A mí no me cabe ninguna duda de que César Vallejo fue el mejor
poeta del siglo veinte en lengua castellana. Claro que es cuestión de gustos,
siempre de gusto sustentable en buenos argumentos. Y hay quienes elegirán a
Darío o a Lorca o a Machado o a Neruda o a Borges o a algún otro grande de los
que vinieron después tras ellos y siguen hoy. Aunque Vallejo no hizo escuela,
dejó marca, lo que es más fuerte. Y no le queda bien a cualquiera, no es para
todos. Sin Vallejo no habría habido Gelman, por ejemplo; el autor de Gotán
no hubiera arrancado como arrancó para después irse solo, tomarse el riguroso
buque personal. Por eso, tenemos muchos poetas para disfrutar y elegir, por
suerte. Pero como Vallejo, pesado y original, fuerte y convincente como el
terrible peruano, nada.
Sobre todo –me parece– por los
increíbles Poemas humanos, publicados en París en 1939, póstumamente, con
un título flojón y descriptivo que –por ignorancia o desidia– prefiero suponer
que no es suyo.
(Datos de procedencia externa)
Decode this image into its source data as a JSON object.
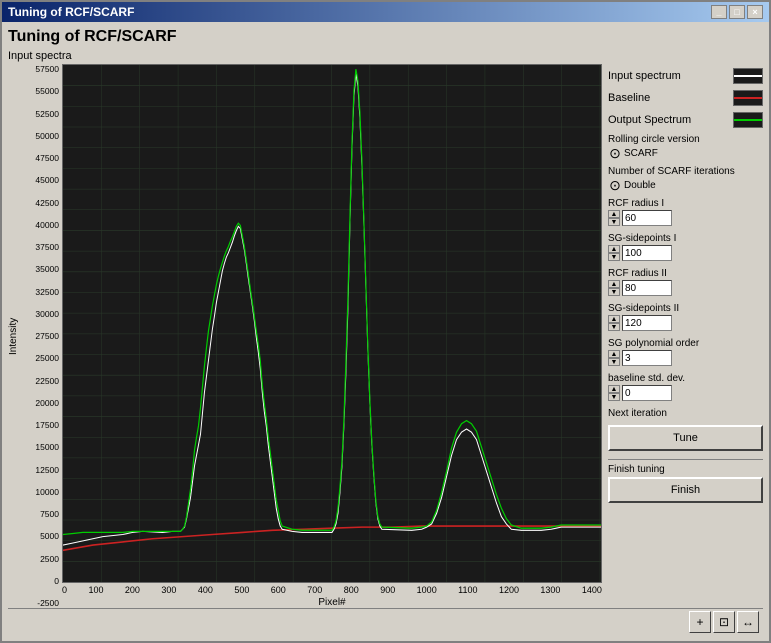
{
  "window": {
    "title": "Tuning of RCF/SCARF",
    "close_label": "×",
    "minimize_label": "_",
    "maximize_label": "□"
  },
  "page": {
    "title": "Tuning of RCF/SCARF"
  },
  "chart": {
    "input_spectra_label": "Input spectra",
    "y_axis_label": "Intensity",
    "x_axis_label": "Pixel#",
    "x_ticks": [
      "0",
      "100",
      "200",
      "300",
      "400",
      "500",
      "600",
      "700",
      "800",
      "900",
      "1000",
      "1100",
      "1200",
      "1300",
      "1400"
    ],
    "y_ticks": [
      "57500",
      "55000",
      "52500",
      "50000",
      "47500",
      "45000",
      "42500",
      "40000",
      "37500",
      "35000",
      "32500",
      "30000",
      "27500",
      "25000",
      "22500",
      "20000",
      "17500",
      "15000",
      "12500",
      "10000",
      "7500",
      "5000",
      "2500",
      "0",
      "-2500"
    ]
  },
  "legend": {
    "input_spectrum_label": "Input spectrum",
    "baseline_label": "Baseline",
    "output_spectrum_label": "Output Spectrum"
  },
  "controls": {
    "rolling_circle_label": "Rolling circle version",
    "rolling_circle_value": "SCARF",
    "scarf_iterations_label": "Number of SCARF iterations",
    "scarf_iterations_value": "Double",
    "rcf_radius_i_label": "RCF radius I",
    "rcf_radius_i_value": "60",
    "sg_sidepoints_i_label": "SG-sidepoints I",
    "sg_sidepoints_i_value": "100",
    "rcf_radius_ii_label": "RCF radius II",
    "rcf_radius_ii_value": "80",
    "sg_sidepoints_ii_label": "SG-sidepoints II",
    "sg_sidepoints_ii_value": "120",
    "sg_poly_order_label": "SG polynomial order",
    "sg_poly_order_value": "3",
    "baseline_std_label": "baseline std. dev.",
    "baseline_std_value": "0",
    "next_iteration_label": "Next iteration",
    "tune_label": "Tune",
    "finish_tuning_label": "Finish tuning",
    "finish_label": "Finish"
  },
  "toolbar": {
    "zoom_in_label": "+",
    "zoom_out_label": "⊡",
    "pan_label": "↔"
  }
}
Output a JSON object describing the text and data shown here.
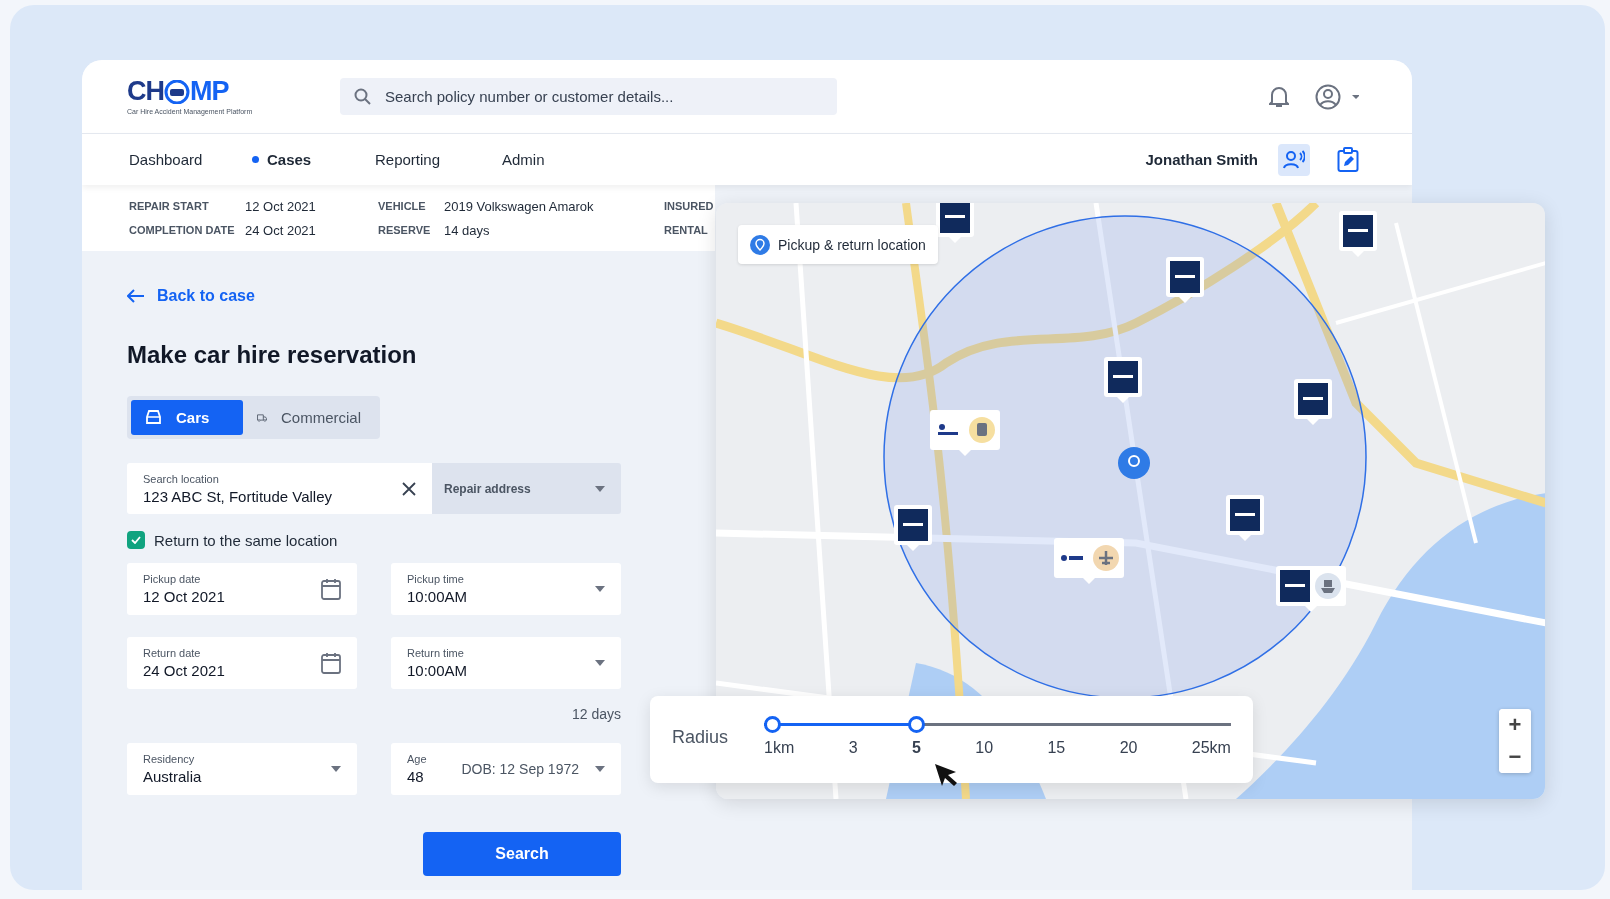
{
  "header": {
    "logo": {
      "left": "CH",
      "right": "MP",
      "tagline": "Car Hire Accident Management Platform"
    },
    "search": {
      "placeholder": "Search policy number or customer details..."
    }
  },
  "nav": {
    "tabs": [
      {
        "label": "Dashboard",
        "selected": false
      },
      {
        "label": "Cases",
        "selected": true
      },
      {
        "label": "Reporting",
        "selected": false
      },
      {
        "label": "Admin",
        "selected": false
      }
    ],
    "user": "Jonathan Smith"
  },
  "summary": [
    {
      "label": "REPAIR START",
      "value": "12 Oct 2021"
    },
    {
      "label": "COMPLETION DATE",
      "value": "24 Oct 2021"
    },
    {
      "label": "VEHICLE",
      "value": "2019 Volkswagen Amarok"
    },
    {
      "label": "RESERVE",
      "value": "14 days"
    },
    {
      "label": "INSURED"
    },
    {
      "label": "RENTAL"
    }
  ],
  "form": {
    "back_link": "Back to case",
    "title": "Make car hire reservation",
    "vehicle_types": [
      {
        "label": "Cars",
        "selected": true,
        "kind": "car"
      },
      {
        "label": "Commercial",
        "selected": false,
        "kind": "truck"
      }
    ],
    "location": {
      "label": "Search location",
      "value": "123 ABC St, Fortitude Valley"
    },
    "address_type": {
      "value": "Repair address"
    },
    "same_location": {
      "label": "Return to the same location",
      "checked": true
    },
    "fields": [
      {
        "label": "Pickup date",
        "value": "12 Oct 2021",
        "kind": "date"
      },
      {
        "label": "Pickup time",
        "value": "10:00AM",
        "kind": "select"
      },
      {
        "label": "Return date",
        "value": "24 Oct 2021",
        "kind": "date"
      },
      {
        "label": "Return time",
        "value": "10:00AM",
        "kind": "select"
      }
    ],
    "duration": "12 days",
    "residency": {
      "label": "Residency",
      "value": "Australia"
    },
    "age": {
      "label": "Age",
      "value": "48",
      "note": "DOB: 12 Sep 1972"
    },
    "search_button": "Search"
  },
  "map": {
    "location_label": "Pickup & return location",
    "zoom": [
      "+",
      "−"
    ],
    "radius": {
      "label": "Radius",
      "level": 0.32,
      "ticks": [
        {
          "label": "1km",
          "selected": false
        },
        {
          "label": "3",
          "selected": false
        },
        {
          "label": "5",
          "selected": true
        },
        {
          "label": "10",
          "selected": false
        },
        {
          "label": "15",
          "selected": false
        },
        {
          "label": "20",
          "selected": false
        },
        {
          "label": "25km",
          "selected": false
        }
      ]
    }
  }
}
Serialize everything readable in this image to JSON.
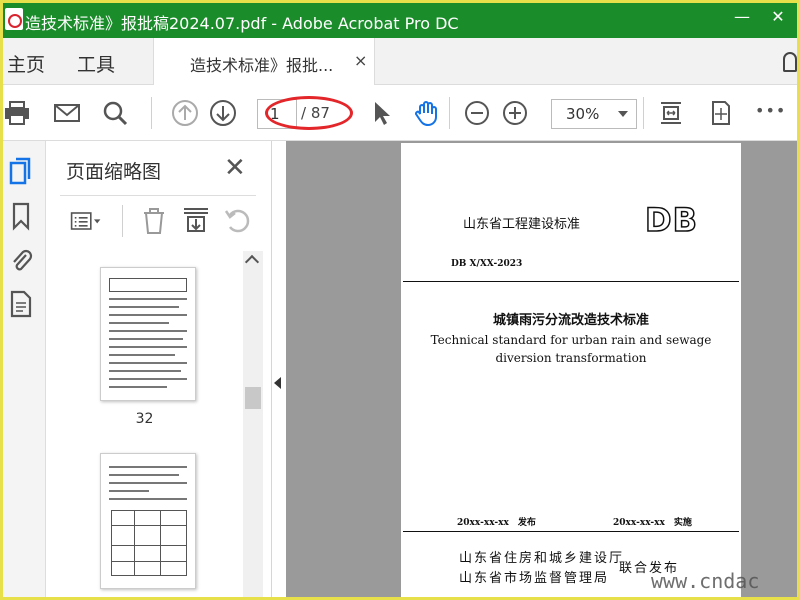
{
  "window": {
    "title": "造技术标准》报批稿2024.07.pdf - Adobe Acrobat Pro DC",
    "minimize": "—",
    "close": "✕",
    "title_bar_color": "#1a8c2a"
  },
  "tabs": {
    "home": "主页",
    "tools": "工具",
    "document": "造技术标准》报批...",
    "document_close": "×"
  },
  "toolbar": {
    "page_current": "1",
    "page_total": "/ 87",
    "zoom": "30%",
    "more": "•••"
  },
  "thumbnail_panel": {
    "title": "页面缩略图",
    "close": "✕",
    "thumbnails": [
      {
        "page_label": "32"
      },
      {
        "page_label": ""
      }
    ]
  },
  "document_page": {
    "issuer_top": "山东省工程建设标准",
    "db_mark": "DB",
    "code": "DB X/XX-2023",
    "title_cn": "城镇雨污分流改造技术标准",
    "title_en_line1": "Technical standard for urban rain and sewage",
    "title_en_line2": "diversion transformation",
    "publish_date": "20xx-xx-xx　发布",
    "implement_date": "20xx-xx-xx　实施",
    "issuer_line1": "山东省住房和城乡建设厅",
    "issuer_line2": "山东省市场监督管理局",
    "joint_release": "联合发布"
  },
  "watermark": {
    "url": "www.cndac"
  },
  "colors": {
    "annotation_ellipse": "#e3262a",
    "hand_tool_accent": "#1473e6"
  }
}
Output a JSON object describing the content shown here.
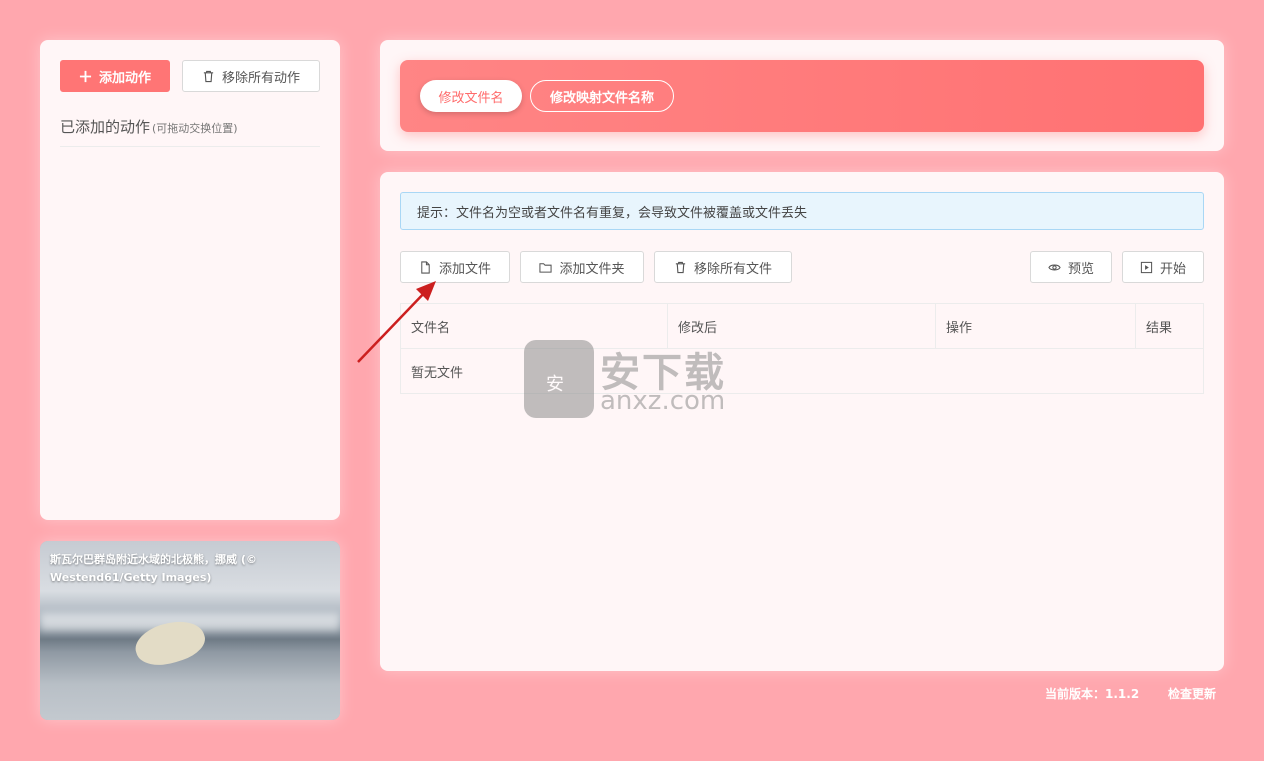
{
  "left_panel": {
    "add_action_label": "添加动作",
    "remove_all_actions_label": "移除所有动作",
    "added_actions_title": "已添加的动作",
    "added_actions_hint": "(可拖动交换位置)"
  },
  "photo": {
    "caption": "斯瓦尔巴群岛附近水域的北极熊，挪威 (© Westend61/Getty Images)"
  },
  "mode_tabs": {
    "rename_label": "修改文件名",
    "mapping_label": "修改映射文件名称"
  },
  "tip": "提示：文件名为空或者文件名有重复，会导致文件被覆盖或文件丢失",
  "toolbar": {
    "add_file_label": "添加文件",
    "add_folder_label": "添加文件夹",
    "remove_all_files_label": "移除所有文件",
    "preview_label": "预览",
    "start_label": "开始"
  },
  "table": {
    "columns": [
      "文件名",
      "修改后",
      "操作",
      "结果"
    ],
    "empty_text": "暂无文件"
  },
  "footer": {
    "version_label": "当前版本：1.1.2",
    "check_update_label": "检查更新"
  },
  "watermark": {
    "shield_text": "安",
    "text": "安下载",
    "domain": "anxz.com"
  },
  "colors": {
    "background": "#ffa7ae",
    "accent": "#ff7575",
    "tip_background": "#e8f5fd"
  }
}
Hay quienes gustan encandilarse ya con los revolucionarios
arcaísmos tempranos de Los heraldos negros (“Hay golpes en la vida tan fuertes, yo no sé...”)
que es de 1918; o con las valientes oscuridades de Trilce (“escapo de una finta,
peluza a peluza”) de apenas cuatro años después, cuando todo el mundo en la
lengua andaba en la joda o la pavada. Y es cierto: ya era un monstruo, un poeta
sin abuela ni pares, un fruto extraño y verdadero nacido y criado en ese confín
mestizo del continente y de la lengua.
Pero lo último que hizo, el tramo final
de su poesía escrita en París a mediados de los años treinta –los después
reunidos Poemas en prosa, donde está el insuperable Voy a hablar de la esperanza; el agónico España aparta de mí este
cáliz (“Niños del mundo: si España cae, digo, es un decir...”) y los poemas
sueltos que quedaron como si los hubiera ido goteando entre sudor y sangre–,
todo ese conjunto de versos de belleza imposible es uno de los documentos
líricos y existenciales más poderosos que nos ha dado la literatura de nuestro
tiempo. Vallejo tocó fondo, fue hasta el hueso y no volvió para contarlo, lo
pudo decir desde ahí.
Tenía apenas 46 años cuando murió y
probablemente nadie como él había intimado tanto con la Huesuda y sus viejos
compañeros el hambre, la enfermedad, la tristeza, la desesperanza o el dolor a
secas. Y todo eso mientras creía y peleaba por la Revolución, se hacía añicos
diseminado en los otros sin tenerse a sí mismo.
Ese Vallejo arrasado por la más
profunda humanidad es el que se vio, se entrevió, se espió morir (si cabe) en
el notable Piedra negra sobre una piedra blanca, uno de sus poemas más
citados y conocidos. Y que debe haber escrito –supongo, porque de entonces son
sus últimos poemas– en el último tercio de 1937. Se sabe lo que pensaba o esperaba
Vallejo en versos inolvidables: “Me
moriré en París, con aguacero / en un día del cual tengo ya el recuerdo. / Me
moriré en París –y no me corro– / tal vez un jueves, como es hoy, de otoño”,
dicen los primeros tramos del soneto que menta también famosamente a los huesos
húmeros, el palo y la soga, “la soledad,
la lluvia y los caminos” del final.
Sabemos que no fue así: Vallejo no
llegó al otoño, ya que murió en el comienzo de la primavera, y sabemos que se
pasó un día, porque el 15 de abril de 1938 fue viernes, no jueves. Pero
dejémosle el aguacero, no puede haber habido sol el día que murió Vallejo.